New products, of course, are one answer, and Telect is moving into the residential market with service panels for linking home communications and entertainment devices. Sales have rebounded to more than $80 million from a low of $62 million.

And Telect has turned to the Internet to communicate with customers, employees and potential applicants in new ways.

The company, for example, posts prices for its hardware to its Web site. That’s not usually done, says Williams.

Also on the site, he talks about the kind of people Telect wants; innovators, team members, foosball players. The kind, Williams says, who ask, “Hey, what’s next?”

With GSI President Rich Hadley, he has also taped clips posted on YouTube discussing Spokane’s pluses as a business location.

For Williams, change has been about the makeover that has shortened his hair and grizzled his chin. He looks like a goateed Steve Jobs, Apple’s iconic CEO. Friends, he says, ask him if he’s lost weight. He has, a little.

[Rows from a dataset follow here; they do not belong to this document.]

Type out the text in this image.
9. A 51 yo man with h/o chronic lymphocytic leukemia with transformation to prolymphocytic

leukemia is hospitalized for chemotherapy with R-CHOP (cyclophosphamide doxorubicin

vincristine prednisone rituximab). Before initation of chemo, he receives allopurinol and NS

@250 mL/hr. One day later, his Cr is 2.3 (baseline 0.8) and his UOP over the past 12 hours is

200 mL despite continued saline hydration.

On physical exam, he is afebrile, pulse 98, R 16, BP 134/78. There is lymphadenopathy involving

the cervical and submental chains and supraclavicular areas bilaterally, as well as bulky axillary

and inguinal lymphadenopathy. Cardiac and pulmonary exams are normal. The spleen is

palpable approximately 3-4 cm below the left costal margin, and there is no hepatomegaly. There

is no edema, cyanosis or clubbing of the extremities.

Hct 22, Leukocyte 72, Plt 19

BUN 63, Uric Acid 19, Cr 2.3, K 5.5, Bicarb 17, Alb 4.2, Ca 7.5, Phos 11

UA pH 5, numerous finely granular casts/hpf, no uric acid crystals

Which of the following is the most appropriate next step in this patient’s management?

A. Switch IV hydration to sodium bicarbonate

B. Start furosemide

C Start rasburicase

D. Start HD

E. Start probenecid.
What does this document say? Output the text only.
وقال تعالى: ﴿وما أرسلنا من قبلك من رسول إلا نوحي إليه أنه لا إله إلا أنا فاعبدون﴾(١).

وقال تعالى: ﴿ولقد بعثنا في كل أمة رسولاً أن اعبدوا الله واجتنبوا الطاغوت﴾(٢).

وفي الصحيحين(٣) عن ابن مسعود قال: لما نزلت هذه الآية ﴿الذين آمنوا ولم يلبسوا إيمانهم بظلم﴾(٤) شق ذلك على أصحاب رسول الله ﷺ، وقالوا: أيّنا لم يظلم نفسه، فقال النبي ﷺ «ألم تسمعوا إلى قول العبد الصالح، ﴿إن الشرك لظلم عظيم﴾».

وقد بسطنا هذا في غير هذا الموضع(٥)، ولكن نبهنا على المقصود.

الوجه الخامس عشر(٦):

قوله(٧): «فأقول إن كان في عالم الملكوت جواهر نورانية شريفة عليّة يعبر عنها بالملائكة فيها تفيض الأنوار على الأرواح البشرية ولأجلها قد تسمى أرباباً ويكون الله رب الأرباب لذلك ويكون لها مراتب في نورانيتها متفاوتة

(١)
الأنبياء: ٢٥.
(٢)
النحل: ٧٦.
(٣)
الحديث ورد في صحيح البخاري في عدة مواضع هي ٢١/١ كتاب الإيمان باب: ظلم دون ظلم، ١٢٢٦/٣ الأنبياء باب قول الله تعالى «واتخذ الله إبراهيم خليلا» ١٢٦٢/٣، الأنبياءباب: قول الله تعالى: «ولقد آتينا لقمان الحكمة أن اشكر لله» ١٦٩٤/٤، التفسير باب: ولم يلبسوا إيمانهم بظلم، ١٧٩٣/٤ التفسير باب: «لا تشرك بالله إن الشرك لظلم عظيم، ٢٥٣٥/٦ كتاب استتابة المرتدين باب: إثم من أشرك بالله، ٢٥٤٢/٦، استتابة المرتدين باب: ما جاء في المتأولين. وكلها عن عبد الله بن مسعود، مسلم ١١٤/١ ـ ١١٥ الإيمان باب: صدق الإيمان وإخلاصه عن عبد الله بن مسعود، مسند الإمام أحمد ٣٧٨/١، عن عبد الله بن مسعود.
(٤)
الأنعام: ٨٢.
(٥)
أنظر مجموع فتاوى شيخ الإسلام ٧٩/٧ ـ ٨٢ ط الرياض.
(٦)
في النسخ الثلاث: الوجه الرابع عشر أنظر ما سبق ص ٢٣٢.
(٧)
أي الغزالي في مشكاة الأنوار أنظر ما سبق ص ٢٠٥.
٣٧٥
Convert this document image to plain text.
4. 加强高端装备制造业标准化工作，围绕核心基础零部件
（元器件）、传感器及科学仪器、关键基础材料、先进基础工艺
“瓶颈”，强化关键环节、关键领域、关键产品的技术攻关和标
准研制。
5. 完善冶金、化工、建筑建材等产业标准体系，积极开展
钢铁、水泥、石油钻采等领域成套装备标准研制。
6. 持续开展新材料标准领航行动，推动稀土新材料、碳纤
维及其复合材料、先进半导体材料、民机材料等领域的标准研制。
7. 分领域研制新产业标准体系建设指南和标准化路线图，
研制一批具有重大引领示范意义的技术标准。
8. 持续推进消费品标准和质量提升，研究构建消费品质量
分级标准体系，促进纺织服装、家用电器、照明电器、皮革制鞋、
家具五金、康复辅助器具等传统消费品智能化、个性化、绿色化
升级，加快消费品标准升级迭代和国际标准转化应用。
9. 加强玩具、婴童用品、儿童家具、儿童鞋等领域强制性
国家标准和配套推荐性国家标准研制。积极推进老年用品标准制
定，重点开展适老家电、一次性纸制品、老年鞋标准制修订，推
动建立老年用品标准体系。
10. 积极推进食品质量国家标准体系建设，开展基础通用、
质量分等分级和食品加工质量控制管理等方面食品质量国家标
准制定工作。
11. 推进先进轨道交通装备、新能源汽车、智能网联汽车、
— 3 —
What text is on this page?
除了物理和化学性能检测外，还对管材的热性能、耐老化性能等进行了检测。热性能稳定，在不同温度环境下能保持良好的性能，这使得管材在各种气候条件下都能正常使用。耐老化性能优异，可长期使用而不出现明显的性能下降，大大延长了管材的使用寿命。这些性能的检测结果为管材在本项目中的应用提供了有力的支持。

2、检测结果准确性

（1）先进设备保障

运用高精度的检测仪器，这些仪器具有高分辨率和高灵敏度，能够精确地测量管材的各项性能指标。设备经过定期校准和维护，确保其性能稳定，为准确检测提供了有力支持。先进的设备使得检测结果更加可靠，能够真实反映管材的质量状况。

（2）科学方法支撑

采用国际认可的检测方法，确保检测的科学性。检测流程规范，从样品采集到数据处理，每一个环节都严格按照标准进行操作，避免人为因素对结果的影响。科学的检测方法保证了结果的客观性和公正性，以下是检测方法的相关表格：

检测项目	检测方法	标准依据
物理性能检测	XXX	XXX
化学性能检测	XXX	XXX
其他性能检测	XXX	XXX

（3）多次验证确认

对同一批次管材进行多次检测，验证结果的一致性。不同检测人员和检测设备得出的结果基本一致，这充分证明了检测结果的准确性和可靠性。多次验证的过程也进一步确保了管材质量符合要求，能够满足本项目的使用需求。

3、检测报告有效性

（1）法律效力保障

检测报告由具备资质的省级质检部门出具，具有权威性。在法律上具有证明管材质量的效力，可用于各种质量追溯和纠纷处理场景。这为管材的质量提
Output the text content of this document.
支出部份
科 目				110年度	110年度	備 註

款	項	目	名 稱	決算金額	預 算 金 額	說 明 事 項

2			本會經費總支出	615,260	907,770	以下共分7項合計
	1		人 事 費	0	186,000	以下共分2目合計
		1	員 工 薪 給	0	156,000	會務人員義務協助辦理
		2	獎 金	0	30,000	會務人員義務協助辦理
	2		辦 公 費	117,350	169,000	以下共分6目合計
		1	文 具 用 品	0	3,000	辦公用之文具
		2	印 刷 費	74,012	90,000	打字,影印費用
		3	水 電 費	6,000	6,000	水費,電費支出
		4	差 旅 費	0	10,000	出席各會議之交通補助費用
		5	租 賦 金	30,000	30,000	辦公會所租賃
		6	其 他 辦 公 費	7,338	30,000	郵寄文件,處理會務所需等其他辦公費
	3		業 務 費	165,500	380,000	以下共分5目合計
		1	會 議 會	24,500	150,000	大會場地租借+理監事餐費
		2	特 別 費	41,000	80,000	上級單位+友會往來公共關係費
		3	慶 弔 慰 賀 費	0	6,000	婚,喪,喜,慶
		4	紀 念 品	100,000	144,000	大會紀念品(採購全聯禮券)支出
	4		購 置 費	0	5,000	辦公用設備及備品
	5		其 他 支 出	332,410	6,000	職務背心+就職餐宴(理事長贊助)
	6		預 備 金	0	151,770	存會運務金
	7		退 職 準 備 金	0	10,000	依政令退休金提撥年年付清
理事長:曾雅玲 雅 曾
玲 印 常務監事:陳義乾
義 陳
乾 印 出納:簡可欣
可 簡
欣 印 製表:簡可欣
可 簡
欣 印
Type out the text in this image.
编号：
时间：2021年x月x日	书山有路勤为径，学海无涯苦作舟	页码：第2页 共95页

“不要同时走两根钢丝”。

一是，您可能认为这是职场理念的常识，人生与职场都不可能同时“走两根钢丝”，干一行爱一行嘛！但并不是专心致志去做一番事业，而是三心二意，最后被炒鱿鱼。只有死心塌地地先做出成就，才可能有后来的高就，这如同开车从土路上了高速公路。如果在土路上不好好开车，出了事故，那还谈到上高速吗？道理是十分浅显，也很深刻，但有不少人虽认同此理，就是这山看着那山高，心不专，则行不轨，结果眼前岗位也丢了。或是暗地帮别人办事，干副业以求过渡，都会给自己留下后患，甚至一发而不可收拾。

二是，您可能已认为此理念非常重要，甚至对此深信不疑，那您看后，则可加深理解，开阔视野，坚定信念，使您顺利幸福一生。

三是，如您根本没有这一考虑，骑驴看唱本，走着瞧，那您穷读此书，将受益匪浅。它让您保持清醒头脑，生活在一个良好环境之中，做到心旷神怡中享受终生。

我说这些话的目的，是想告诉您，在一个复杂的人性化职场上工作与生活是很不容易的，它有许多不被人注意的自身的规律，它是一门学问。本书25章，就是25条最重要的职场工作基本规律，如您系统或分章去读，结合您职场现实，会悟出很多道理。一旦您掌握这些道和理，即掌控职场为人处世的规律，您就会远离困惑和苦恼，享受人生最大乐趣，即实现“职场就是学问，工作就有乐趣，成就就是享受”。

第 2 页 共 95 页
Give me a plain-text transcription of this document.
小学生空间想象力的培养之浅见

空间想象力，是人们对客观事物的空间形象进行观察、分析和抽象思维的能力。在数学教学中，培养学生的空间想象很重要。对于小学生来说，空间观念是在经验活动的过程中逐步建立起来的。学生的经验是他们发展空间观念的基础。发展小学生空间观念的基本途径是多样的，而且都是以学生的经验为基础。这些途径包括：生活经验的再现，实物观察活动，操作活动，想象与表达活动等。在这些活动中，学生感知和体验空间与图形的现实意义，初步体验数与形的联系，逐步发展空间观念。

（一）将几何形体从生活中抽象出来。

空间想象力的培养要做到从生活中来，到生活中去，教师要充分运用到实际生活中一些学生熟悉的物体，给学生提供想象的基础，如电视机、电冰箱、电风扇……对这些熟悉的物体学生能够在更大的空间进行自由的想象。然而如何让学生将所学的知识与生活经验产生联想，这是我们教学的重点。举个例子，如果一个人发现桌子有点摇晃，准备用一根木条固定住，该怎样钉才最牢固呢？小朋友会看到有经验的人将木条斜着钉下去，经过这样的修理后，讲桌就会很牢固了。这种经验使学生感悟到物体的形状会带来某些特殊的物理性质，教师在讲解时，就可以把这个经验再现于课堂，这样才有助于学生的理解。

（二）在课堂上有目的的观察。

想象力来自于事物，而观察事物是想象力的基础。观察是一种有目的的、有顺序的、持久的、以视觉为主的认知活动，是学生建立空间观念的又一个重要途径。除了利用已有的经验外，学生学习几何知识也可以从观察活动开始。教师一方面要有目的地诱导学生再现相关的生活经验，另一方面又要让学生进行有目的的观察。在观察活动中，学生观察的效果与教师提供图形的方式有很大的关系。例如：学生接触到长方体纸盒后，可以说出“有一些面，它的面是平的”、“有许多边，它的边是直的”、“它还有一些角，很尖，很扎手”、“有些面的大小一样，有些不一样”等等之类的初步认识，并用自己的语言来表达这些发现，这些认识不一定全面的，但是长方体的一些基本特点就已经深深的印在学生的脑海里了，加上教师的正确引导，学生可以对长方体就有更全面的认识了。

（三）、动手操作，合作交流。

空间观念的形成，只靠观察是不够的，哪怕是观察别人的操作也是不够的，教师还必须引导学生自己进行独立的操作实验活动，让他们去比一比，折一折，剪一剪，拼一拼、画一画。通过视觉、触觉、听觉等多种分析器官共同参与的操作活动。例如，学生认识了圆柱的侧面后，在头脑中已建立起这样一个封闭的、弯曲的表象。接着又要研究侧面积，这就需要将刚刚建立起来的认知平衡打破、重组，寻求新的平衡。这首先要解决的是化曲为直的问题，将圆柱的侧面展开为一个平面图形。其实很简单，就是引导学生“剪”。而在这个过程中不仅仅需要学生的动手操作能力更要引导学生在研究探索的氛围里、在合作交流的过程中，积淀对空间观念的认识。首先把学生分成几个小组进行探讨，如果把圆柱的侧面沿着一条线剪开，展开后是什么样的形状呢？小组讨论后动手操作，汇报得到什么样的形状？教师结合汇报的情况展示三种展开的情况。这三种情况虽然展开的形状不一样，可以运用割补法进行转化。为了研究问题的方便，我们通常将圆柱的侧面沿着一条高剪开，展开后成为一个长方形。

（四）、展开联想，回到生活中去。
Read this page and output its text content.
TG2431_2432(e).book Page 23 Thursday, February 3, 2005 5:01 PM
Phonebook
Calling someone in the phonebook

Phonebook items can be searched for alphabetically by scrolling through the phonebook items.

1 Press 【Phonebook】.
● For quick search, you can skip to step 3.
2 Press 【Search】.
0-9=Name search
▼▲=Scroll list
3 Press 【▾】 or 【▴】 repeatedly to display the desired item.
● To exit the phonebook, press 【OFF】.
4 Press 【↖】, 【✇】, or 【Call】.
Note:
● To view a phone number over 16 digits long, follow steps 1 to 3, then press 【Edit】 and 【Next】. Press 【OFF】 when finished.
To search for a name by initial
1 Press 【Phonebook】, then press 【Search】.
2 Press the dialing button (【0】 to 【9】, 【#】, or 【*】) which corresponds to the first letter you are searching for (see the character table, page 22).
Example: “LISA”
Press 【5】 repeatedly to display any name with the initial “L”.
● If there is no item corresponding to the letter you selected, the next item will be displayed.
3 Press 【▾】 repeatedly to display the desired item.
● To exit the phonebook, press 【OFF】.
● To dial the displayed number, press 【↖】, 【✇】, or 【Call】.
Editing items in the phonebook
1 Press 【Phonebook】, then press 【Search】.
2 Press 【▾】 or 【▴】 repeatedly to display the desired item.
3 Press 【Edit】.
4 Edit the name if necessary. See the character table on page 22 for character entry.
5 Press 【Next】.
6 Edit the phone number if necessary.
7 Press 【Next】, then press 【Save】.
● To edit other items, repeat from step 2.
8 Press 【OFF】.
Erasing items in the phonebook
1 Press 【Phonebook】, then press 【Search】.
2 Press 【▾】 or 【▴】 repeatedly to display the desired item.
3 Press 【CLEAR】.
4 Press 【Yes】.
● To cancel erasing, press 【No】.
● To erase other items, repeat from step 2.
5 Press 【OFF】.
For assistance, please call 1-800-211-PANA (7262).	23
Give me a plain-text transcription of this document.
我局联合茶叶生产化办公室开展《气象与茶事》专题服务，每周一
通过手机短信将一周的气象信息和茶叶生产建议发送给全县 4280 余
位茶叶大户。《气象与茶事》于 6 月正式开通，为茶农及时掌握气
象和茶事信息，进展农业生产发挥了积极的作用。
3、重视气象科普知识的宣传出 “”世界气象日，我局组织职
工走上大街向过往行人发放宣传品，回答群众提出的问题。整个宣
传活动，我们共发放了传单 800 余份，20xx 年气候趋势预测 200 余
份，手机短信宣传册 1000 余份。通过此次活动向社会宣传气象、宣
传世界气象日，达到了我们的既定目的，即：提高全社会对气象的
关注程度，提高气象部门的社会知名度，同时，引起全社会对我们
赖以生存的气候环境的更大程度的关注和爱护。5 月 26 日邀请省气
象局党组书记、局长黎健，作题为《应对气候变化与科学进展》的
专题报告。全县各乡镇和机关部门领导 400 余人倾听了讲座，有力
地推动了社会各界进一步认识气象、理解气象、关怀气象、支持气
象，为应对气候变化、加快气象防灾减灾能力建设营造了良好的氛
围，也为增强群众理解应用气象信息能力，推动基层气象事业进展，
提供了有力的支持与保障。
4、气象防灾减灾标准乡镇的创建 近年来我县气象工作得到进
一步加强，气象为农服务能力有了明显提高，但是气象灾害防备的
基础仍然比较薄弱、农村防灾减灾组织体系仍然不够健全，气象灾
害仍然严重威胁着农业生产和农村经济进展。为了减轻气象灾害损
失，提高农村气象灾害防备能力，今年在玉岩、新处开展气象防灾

The Harley is the fulfillment of a longtime dream, to which Terina finally gave the nod two years ago. He rides the bike on tours, and for the short commute. An early riser, he has to go easy on the throttle to avoid waking neighbors.

The look, the bike, and YouTube notwithstanding, however, certain values remain constant.

The shocks to Telect reinforced his long-held, fundamentalist faith, convincing him that control, ultimately, lies elsewhere.

“I rely on my relationship with the Lord,” Williams says.

If he was not at Telect, he says, he would do counseling and conduct retreats on marriage full-time. He believes strongly in the virtues of intact, nuclear families.

Hadley says Williams is likewise devoted to Spokane, his home since age 4, but with a global perspective.

“A lot of the companies we are going to be needing look a lot like Wayne,” he says. “He loves this place.”